Une démarche consciente, ancrée dans la tradition
Selon le reportage relayé par la presse africaine et internationale, Mukabwa a commencé à s’essayer au tissage en 2024. Depuis, chaque mètre de textile est réalisé sur des métiers à tisser en bois, une méthode qui, par sa lenteur et son exigence, produit des pièces uniques et porteuses d’histoire. La créatrice présente ce choix comme une volonté de réparer le lien entre les jeunes générations et les techniques héritées de leurs ancêtres.
La démarche s’inscrit dans une réponse directe à la « fast fashion » : au lieu de multiplier les collections et d’accélérer les flux, Mukabwa Studio concentre son travail sur la qualité, la traçabilité des matières et la personnalisation de chaque ouvrage.
Une valeur ajoutée culturelle et économique
Plusieurs éléments expliquent l'intérêt porté à ce type d'initiatives :
- Préservation des savoir-faire : le recours aux métiers traditionnels garantit la transmission de gestes et de connaissances spécifiques.
- Authenticité du produit : chaque pièce porte l’empreinte personnelle du tisserand, rendant chaque tissu unique.
- Dimension durable : l’utilisation de coton naturel et la production à plus faible échelle limitent certains impacts liés à la surproduction.
Dans ses propos cités par Africanews, Mukabwa synthétise ce positionnement :
« La modernisation dénature le travail des artisans traditionnels et leurs méthodes de travail. »
Échos médiatiques et perception
La démarche de Mukabwa Studio a attiré l’attention des médias internationaux. France 24 est ainsi cité pour souligner que les métiers à tisser traditionnels « créent des tissus qui racontent leurs propres histoires » et possèdent des valeurs difficilement imitables par les chaînes industrielles. Ces retours montrent une curiosité pour des modèles alternatifs à la production de masse, tant pour des raisons culturelles qu’écologiques.

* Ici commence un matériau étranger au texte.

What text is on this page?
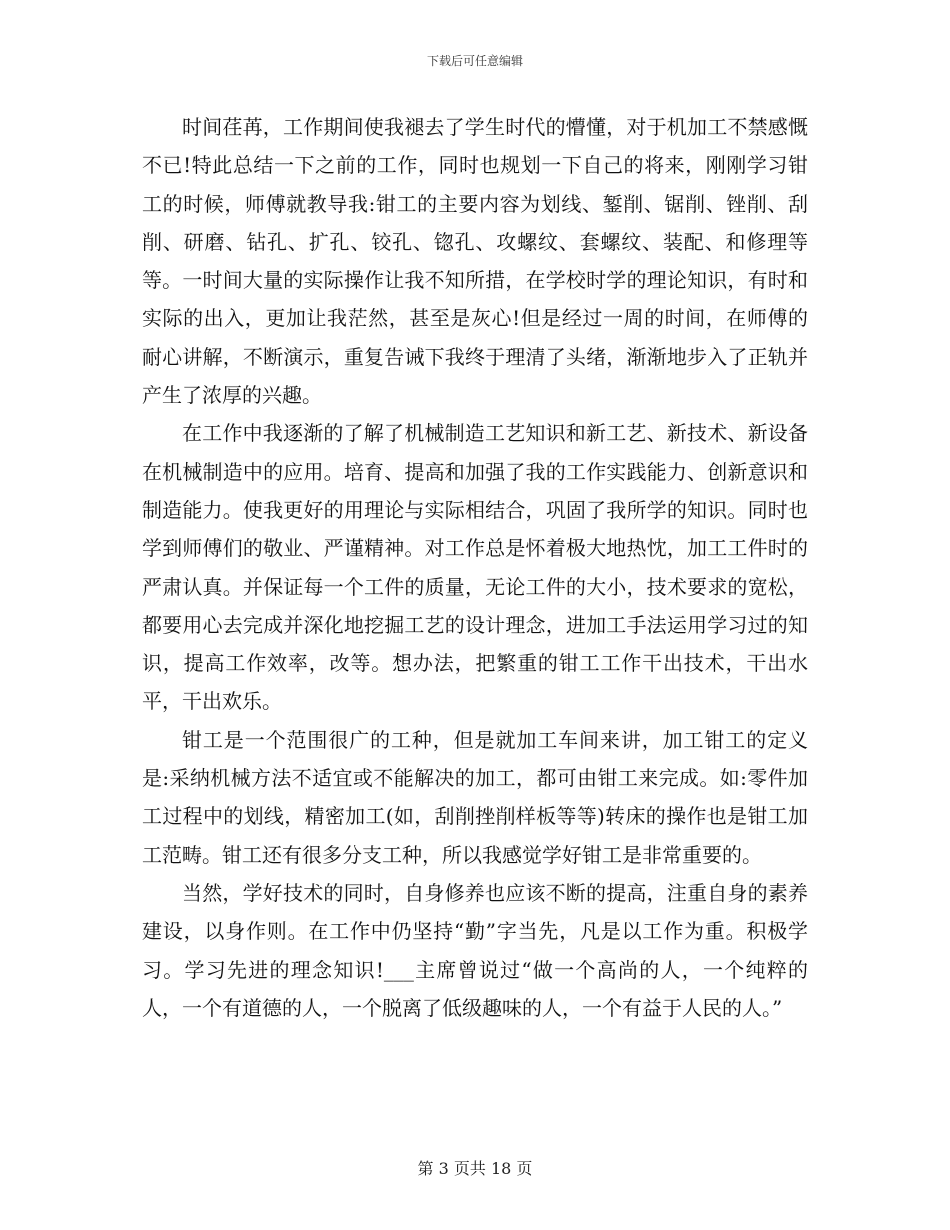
下载后可任意编辑

时间荏苒，工作期间使我褪去了学生时代的懵懂，对于机加工不禁感慨不已!特此总结一下之前的工作，同时也规划一下自己的将来，刚刚学习钳工的时候，师傅就教导我:钳工的主要内容为划线、錾削、锯削、锉削、刮削、研磨、钻孔、扩孔、铰孔、锪孔、攻螺纹、套螺纹、装配、和修理等等。一时间大量的实际操作让我不知所措，在学校时学的理论知识，有时和实际的出入，更加让我茫然，甚至是灰心!但是经过一周的时间，在师傅的耐心讲解，不断演示，重复告诫下我终于理清了头绪，渐渐地步入了正轨并产生了浓厚的兴趣。

在工作中我逐渐的了解了机械制造工艺知识和新工艺、新技术、新设备在机械制造中的应用。培育、提高和加强了我的工作实践能力、创新意识和制造能力。使我更好的用理论与实际相结合，巩固了我所学的知识。同时也学到师傅们的敬业、严谨精神。对工作总是怀着极大地热忱，加工工件时的严肃认真。并保证每一个工件的质量，无论工件的大小，技术要求的宽松，都要用心去完成并深化地挖掘工艺的设计理念，进加工手法运用学习过的知识，提高工作效率，改等。想办法，把繁重的钳工工作干出技术，干出水平，干出欢乐。

钳工是一个范围很广的工种，但是就加工车间来讲，加工钳工的定义是:采纳机械方法不适宜或不能解决的加工，都可由钳工来完成。如:零件加工过程中的划线，精密加工(如，刮削挫削样板等等)转床的操作也是钳工加工范畴。钳工还有很多分支工种，所以我感觉学好钳工是非常重要的。

当然，学好技术的同时，自身修养也应该不断的提高，注重自身的素养建设，以身作则。在工作中仍坚持“勤”字当先，凡是以工作为重。积极学习。学习先进的理念知识!___主席曾说过“做一个高尚的人，一个纯粹的人，一个有道德的人，一个脱离了低级趣味的人，一个有益于人民的人。”

第 3 页共 18 页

Sur le plan commercial, la presse rapporte également des témoignages de clientes attachées aux matières biologiques et à l’authenticité des pièces. L’atelier revendique une relation de proximité entre créatrice, tisserands et acheteurs, fondée sur la transparence du procédé de fabrication.
Ce que dit Mukabwa Studio — données clés
| Élément | Information |
|---|---|
| Nom de l'atelier | Mukabwa Studio |
| Localisation | Nairobi (Kenya) |
| Début du travail de tissage | 2024 |
| Technique | Métiers à tisser manuels en bois |
| Matière privilégiée | Coton naturel / biologique |
Sans proposer de recette miracle, l'expérience de Mukabwa illustre une piste possible pour concilier création contemporaine et respect des patrimoines artisanaux. Elle soulève également des questions sur la viabilité économique de telles pratiques à plus grande échelle : comment rémunérer correctement les artisans, assurer une distribution durable et convaincre un large public de payer un prix plus élevé pour des pièces fabriquées lentement ?
En Belgique comme ailleurs, ce type d'initiatives nourrit le débat sur la mode responsable et la valeur culturelle des textiles. Les projets qui mettent en avant la transmission des savoir-faire et l'empreinte humaine du produit trouvent aujourd’hui un écho grandissant auprès d'un public conscient des impacts sociaux et environnementaux de ses achats.